There really isn’t any other way for Rick Hendrick and Richard Childress to be honored at 8 p.m. ET Friday on NBCSN. They’ll join Mark Martin, Benny Parsons and Raymond Parks in the eighth Hall of Fame Class.
Both Childress and Hendrick have had at least one Hall of Fame member drive for their teams. Childress and Hendrick drivers have combined to win 18 of the last 31 Cup championships (12 by Hendrick drivers and six by Childress drivers).
From 1990-98, Childress and Hendrick to combined to win eight of nine championships. The lone exception was Alan Kulwicki’s 1992 title. That was the only time in that period that a Childress or Hendrick driver did not finish in the top two in the points.
For all that they’ve overcome and accomplished, both cite a shared moment — not a victory — as among their most memorable in the sport.
They were both a part of the storied meeting NASCAR’s Bill France Jr. held in 1989 with Geoff Bodine and Dale Earnhardt.
Bodine, who drove for Hendrick, and Earnhardt, who drove for Childress, had several on-track incidents and neither owner could curtail their driver’s aggression. France, who ran the sport at the time, called both drivers and car owners to Daytona Beach, Florida, for a meeting that gained notoriety when a similar scene played out in the movie “Days of Thunder.’’
“I remember Rick and I sitting in with Bill Jr. and Bodine and Earnhardt at Daytona after the melees that we had then and Rick and I made a pact,’’ Childress said. “These guys are drivers. You and I are aren’t drivers. We’ll do our best to keep them straightened out. We’ve had a great relationship and still do.’’

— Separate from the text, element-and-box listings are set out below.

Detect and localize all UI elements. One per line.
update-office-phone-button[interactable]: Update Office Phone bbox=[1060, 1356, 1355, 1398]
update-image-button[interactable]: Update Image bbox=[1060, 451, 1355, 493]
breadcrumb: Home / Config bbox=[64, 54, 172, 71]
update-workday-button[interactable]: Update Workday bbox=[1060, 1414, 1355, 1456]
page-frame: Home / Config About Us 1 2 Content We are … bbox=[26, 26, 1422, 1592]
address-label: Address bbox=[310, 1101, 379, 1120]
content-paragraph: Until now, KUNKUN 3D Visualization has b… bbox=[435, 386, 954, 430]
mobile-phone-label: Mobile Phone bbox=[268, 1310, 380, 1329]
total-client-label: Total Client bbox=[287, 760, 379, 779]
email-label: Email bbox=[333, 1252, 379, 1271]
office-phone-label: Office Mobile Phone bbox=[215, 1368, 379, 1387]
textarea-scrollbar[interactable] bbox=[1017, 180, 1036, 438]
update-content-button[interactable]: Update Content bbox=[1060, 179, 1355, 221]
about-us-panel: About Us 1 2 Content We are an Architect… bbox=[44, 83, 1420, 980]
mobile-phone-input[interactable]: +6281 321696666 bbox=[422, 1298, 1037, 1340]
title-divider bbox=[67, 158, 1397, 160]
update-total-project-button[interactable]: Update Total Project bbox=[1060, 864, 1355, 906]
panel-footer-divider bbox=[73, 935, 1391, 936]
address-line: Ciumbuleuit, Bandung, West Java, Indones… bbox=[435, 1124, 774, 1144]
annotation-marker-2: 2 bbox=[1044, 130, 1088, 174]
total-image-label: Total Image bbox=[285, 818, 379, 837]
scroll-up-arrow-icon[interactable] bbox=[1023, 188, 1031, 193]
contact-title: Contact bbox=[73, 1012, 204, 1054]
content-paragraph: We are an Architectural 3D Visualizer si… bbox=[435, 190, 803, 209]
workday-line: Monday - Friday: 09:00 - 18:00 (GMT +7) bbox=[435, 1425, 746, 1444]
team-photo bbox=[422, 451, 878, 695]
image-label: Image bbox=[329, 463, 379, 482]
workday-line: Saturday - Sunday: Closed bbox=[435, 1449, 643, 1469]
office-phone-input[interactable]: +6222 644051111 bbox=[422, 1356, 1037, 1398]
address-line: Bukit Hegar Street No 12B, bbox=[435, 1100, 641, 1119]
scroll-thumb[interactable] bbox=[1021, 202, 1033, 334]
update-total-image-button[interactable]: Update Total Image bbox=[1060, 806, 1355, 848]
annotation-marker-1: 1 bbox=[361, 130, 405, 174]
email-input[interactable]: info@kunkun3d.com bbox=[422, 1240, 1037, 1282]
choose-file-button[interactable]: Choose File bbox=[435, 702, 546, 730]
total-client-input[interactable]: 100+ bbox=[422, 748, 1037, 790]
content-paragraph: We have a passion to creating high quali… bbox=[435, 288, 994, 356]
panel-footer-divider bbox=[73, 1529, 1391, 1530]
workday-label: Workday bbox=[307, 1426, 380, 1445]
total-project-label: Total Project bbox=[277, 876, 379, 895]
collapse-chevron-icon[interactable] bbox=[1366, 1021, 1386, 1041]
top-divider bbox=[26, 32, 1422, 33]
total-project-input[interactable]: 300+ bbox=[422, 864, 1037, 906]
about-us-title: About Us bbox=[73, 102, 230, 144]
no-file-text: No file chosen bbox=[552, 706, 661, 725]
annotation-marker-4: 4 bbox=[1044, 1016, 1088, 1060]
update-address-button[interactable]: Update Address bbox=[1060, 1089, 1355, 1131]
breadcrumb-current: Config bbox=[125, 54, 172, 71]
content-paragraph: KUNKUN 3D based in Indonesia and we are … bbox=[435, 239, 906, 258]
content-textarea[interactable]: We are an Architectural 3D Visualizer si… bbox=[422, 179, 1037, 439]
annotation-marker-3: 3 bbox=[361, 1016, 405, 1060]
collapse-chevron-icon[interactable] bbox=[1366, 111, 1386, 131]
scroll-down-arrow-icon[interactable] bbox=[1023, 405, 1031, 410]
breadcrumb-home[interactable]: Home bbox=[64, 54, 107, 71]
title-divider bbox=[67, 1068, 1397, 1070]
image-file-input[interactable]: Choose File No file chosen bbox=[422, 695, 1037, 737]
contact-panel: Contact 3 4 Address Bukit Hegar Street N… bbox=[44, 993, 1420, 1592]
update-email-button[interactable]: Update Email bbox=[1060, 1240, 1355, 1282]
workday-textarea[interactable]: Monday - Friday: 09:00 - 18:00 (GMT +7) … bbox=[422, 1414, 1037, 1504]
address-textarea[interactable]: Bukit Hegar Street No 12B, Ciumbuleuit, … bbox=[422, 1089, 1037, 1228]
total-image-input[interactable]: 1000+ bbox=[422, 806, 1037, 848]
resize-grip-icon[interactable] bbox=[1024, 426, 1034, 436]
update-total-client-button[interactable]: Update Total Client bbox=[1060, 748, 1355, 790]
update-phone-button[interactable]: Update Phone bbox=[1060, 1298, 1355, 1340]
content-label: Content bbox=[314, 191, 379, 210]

Said Hendrick: “I remember one day they tore the cars all to pieces, (Childress) and I walked down pit road and we were both shaking our heads. What I know about Richard Childress is if you treat him with respect, he’s going to treat you with respect. We got to be friends and we understood each other. We wanted to beat each other, that’s no different than me and Roger Penske.’’
Hendrick became a car owner in NASCAR in 1984, two years before Childress won his first series title with Earnhardt. That was the first of six titles the duo won in nine years.
“He and Dale Earnhardt, they were the standard,’’ Hendrick said of Childress. “When I first started, I didn’t think anybody would ever beat them. When Jeff (Gordon) came along and started running really well, he was challenging them. It kind of got to be a little bit of a deal between Jeff and Dale. It was very, very, very competitive, but Richard and I … (remained) good friends.’’
Hendrick’s drivers have won seven of the last 11 championships, including Johnson’s record-tying seventh crown last season.
“Today, they’re the goal we’re all shooting for,’’ Childress said of Hendrick.
Tonight, they both will be on the same stage with many others looking to be in their place some day.